Q: What Worked in Client Portfolios?
Despite an across-the-board global equity market decline during Q2, a number of areas delivered positive returns:
- Select US equities turned in positive returns: Utilities, Google stock, BBT bank stock
- All our long fixed income holdings turned in positive returns between 0.75 – 4.73%
- Reports by our property valuation Brisbane experts state our real estate holdings were up 3-10%
- Our Active Trading Models once again delivered impressive results, with a 23% gain in for the volatility trading model.
Q: What Didn’t Work in Client Portfolios?
The following areas underperformed:
- Select US equities underperformed: Retailers, Banks, deep value stocks like AIZ & DRYS
- EM and Asia-Pacific stocks, most commodity positions, and our short US treasury position also declined in an all “risk-off” environment.
- Disappointingly, our alternative funds turned in mixed results, with some providing a buffer to the decline while others did not (we discuss actions taken with these on page 3 of this newsletter).
Net Results for Q2 and 2012 Year to Date
During Q2, client portfolios declined between 1 and 8%, depending on their risk profile. Aggressive portfolios declined more due to heavier positions in emerging markets and commodities, whereas conservative portfolios declined less due to heavier positions in fixed income.
All portfolios remain positive for the full year 2012, and continue to build off of March 2009 major market lows.
Additionally, we believe there are many home-run investments in client portfolios that will be realized in the years to come (e.g. EM’s).
Major market disruptions have caused investors to flee these areas in the near-term, but rewards will be provided to those that invest patiently and with fortitude over the long-term.

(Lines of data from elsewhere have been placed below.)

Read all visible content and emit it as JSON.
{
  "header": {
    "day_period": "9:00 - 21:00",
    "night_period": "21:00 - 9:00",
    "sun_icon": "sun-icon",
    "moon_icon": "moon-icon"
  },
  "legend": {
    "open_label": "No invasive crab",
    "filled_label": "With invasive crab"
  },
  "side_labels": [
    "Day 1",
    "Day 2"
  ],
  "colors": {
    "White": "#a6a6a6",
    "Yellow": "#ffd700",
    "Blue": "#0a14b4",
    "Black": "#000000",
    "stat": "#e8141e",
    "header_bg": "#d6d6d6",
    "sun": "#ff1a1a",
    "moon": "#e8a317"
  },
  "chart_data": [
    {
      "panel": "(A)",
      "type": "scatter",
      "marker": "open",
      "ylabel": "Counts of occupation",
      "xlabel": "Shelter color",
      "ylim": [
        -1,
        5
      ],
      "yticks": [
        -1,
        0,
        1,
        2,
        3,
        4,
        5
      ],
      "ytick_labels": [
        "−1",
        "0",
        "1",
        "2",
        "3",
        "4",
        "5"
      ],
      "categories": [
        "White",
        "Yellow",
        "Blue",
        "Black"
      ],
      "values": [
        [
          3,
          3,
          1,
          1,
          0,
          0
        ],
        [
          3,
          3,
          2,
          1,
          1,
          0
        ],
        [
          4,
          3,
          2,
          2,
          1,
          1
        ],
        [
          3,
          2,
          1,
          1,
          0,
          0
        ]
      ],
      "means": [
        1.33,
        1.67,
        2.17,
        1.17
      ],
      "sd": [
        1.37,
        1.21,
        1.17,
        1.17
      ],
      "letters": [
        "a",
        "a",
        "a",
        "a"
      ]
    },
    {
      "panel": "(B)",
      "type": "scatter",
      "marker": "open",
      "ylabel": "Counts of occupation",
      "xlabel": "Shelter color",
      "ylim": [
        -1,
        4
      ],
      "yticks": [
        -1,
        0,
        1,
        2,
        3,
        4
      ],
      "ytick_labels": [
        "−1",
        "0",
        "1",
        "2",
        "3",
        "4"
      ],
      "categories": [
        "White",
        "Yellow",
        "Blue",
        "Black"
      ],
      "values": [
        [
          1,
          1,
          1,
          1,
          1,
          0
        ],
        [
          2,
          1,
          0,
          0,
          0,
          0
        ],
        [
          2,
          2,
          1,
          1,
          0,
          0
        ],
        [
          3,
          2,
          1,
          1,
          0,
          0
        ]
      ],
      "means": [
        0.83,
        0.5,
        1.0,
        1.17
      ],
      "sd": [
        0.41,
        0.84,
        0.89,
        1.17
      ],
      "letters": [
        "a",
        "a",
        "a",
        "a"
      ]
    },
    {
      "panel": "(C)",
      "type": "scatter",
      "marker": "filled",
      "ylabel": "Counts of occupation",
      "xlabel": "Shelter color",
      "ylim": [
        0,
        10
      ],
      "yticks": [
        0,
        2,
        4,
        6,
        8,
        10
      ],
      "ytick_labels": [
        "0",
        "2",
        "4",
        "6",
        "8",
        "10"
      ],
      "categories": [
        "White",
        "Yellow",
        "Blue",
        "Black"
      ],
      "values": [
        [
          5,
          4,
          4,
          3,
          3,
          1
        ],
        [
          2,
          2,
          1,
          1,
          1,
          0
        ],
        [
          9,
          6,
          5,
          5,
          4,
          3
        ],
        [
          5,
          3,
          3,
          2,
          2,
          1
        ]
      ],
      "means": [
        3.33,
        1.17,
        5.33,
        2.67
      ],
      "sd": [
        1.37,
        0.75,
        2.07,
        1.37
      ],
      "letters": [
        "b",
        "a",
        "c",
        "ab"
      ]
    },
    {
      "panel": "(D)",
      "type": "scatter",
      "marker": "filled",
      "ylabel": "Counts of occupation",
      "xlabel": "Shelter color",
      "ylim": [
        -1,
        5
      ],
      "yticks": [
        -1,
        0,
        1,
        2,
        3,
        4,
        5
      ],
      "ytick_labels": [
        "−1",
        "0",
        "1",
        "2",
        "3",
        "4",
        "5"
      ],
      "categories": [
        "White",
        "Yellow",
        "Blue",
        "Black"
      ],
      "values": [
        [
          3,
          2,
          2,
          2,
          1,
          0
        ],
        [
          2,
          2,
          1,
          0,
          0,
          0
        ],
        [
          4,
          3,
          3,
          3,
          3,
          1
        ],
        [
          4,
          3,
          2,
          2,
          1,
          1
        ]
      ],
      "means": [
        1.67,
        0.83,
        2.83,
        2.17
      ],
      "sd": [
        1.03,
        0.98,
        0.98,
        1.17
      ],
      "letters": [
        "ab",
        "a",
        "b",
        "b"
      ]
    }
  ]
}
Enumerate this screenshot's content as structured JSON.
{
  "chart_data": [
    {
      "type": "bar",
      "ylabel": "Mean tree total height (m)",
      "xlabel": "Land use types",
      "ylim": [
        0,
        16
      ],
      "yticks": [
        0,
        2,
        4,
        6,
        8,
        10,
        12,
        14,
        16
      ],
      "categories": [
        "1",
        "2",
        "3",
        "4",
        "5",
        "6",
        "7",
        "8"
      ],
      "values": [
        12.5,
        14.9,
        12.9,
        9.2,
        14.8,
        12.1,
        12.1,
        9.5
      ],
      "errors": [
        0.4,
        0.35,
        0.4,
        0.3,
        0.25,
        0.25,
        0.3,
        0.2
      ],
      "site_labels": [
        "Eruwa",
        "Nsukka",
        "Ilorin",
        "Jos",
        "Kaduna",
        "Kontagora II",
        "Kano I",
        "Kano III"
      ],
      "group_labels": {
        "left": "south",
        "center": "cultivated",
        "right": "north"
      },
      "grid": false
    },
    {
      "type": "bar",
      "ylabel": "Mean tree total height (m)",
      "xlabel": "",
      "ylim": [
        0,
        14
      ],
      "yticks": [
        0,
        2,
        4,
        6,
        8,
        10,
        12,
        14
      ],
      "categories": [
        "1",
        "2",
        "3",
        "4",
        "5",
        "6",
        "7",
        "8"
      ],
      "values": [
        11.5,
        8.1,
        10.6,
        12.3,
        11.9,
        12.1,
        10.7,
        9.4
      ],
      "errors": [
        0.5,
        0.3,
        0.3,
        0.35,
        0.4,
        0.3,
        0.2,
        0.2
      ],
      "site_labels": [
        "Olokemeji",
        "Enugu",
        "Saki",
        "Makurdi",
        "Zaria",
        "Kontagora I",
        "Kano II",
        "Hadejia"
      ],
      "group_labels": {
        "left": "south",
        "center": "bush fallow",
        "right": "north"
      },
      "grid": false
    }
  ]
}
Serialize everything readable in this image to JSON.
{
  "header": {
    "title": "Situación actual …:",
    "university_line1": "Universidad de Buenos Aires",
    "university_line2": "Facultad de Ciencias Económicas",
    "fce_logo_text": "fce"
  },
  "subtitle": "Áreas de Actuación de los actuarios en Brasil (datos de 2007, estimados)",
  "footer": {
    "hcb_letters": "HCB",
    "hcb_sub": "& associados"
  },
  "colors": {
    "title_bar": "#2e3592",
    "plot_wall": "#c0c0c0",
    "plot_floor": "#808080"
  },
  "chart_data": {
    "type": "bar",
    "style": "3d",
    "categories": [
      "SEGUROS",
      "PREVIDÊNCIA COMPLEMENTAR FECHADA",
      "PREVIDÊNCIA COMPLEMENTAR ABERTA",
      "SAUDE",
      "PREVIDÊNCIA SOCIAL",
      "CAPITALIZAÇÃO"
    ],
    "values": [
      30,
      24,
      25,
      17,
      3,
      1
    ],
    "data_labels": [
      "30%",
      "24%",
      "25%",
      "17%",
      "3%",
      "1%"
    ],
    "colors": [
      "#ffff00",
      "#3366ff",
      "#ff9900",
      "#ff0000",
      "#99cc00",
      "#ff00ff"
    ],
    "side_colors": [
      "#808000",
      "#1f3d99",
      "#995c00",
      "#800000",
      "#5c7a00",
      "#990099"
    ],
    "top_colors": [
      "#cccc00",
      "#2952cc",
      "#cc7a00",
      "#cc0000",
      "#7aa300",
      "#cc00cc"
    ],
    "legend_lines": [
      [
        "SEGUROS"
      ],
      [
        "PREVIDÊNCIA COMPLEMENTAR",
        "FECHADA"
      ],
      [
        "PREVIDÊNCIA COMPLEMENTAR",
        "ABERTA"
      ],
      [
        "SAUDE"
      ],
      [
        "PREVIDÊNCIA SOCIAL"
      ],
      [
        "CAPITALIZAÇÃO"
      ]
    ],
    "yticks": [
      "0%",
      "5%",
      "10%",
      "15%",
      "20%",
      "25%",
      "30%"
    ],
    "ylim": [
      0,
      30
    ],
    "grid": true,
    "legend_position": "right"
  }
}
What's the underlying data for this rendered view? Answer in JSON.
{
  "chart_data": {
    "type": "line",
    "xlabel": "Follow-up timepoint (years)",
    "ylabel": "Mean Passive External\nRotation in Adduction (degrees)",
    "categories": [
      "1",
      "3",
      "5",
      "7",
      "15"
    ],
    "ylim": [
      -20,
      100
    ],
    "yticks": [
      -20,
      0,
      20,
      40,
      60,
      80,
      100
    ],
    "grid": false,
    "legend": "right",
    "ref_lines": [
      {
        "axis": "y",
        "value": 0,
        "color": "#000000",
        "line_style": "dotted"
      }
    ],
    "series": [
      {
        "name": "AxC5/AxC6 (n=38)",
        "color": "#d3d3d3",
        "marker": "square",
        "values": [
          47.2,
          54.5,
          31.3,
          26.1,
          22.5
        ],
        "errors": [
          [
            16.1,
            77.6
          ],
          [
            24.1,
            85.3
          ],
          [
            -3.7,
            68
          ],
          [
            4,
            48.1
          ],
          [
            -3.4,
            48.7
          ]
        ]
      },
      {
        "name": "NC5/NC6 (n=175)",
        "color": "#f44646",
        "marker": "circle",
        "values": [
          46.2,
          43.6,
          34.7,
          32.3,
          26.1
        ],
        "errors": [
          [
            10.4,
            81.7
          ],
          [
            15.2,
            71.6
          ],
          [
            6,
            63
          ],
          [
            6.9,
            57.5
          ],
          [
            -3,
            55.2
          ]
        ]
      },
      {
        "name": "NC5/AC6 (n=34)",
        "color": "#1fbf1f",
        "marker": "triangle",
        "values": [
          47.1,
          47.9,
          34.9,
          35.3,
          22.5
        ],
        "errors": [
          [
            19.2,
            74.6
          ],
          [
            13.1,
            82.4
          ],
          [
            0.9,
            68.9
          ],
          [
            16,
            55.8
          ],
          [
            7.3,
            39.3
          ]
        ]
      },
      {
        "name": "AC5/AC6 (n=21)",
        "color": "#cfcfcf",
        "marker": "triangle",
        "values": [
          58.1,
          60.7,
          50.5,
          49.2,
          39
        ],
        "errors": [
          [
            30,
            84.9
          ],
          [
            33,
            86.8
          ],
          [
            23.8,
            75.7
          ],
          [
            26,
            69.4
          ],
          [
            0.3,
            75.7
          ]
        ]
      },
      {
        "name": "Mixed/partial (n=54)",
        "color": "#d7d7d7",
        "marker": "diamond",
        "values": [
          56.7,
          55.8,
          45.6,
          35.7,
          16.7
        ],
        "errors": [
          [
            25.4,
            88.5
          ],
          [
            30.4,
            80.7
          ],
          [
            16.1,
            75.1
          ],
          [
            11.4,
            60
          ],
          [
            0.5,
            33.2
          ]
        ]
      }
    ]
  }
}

Investing Like a Bonsai Gardener
Looking Ahead
Japanese bonsai gardens are very impressive labors of love. These highly-curated collections of little trees exhibit the pride and professionalism that comes from years of love, care, and constant attention.
The bonsai practitioner uses multiple cultivation techniques depending on what he/she is trying to achieve, and what they are trying to overcome (pot size, new climate acclimation, etc).
Investing has some similar characteristics. Despite the changing market environment, it is an investor’s job to provide years of love, care, and constant attention to a portfolio…making careful adjustments along the road to success.
At times, a portfolio requires an adjustment to preserve capital and ensure the best odds of survival.
Other times, it requires adjustments to realize opportunities at hand. For all time periods, investing requires care and patience, as rewards come to those with the steadiest hand and the fortitude not to panic.
In our current work, we have made a number of recent adjustments to client portfolios.
First off, we have continued to increase our allocations to Emerging Markets as they get more and more undervalued. While this positioning has dragged portfolios in recent time periods, it represents a blockbuster opportunity for gain over the next 5-10 year period.
Secondly, we have used the past 18-24 month period to assess our diversifier alternative funds. Those that have performed as expected during downturns (e.g. offering relief and ballast to our equity holdings), have been kept for future protection against declines, while those that have not met their stated objectives have been pruned.
Finally, we have continued to refine our Active Trading and Risk Management models to ensure that opportunities and risks are more rapidly met with the appropriate response. This is not an easy task given the abnormalities of markets in recent years, but we are comfortable with our improving capabilities.
We remain as excited as ever about the future, as we also await the catalyst for the cure of current global ills. When this occurs, as it always does, our deep value investments have a large runway for growth.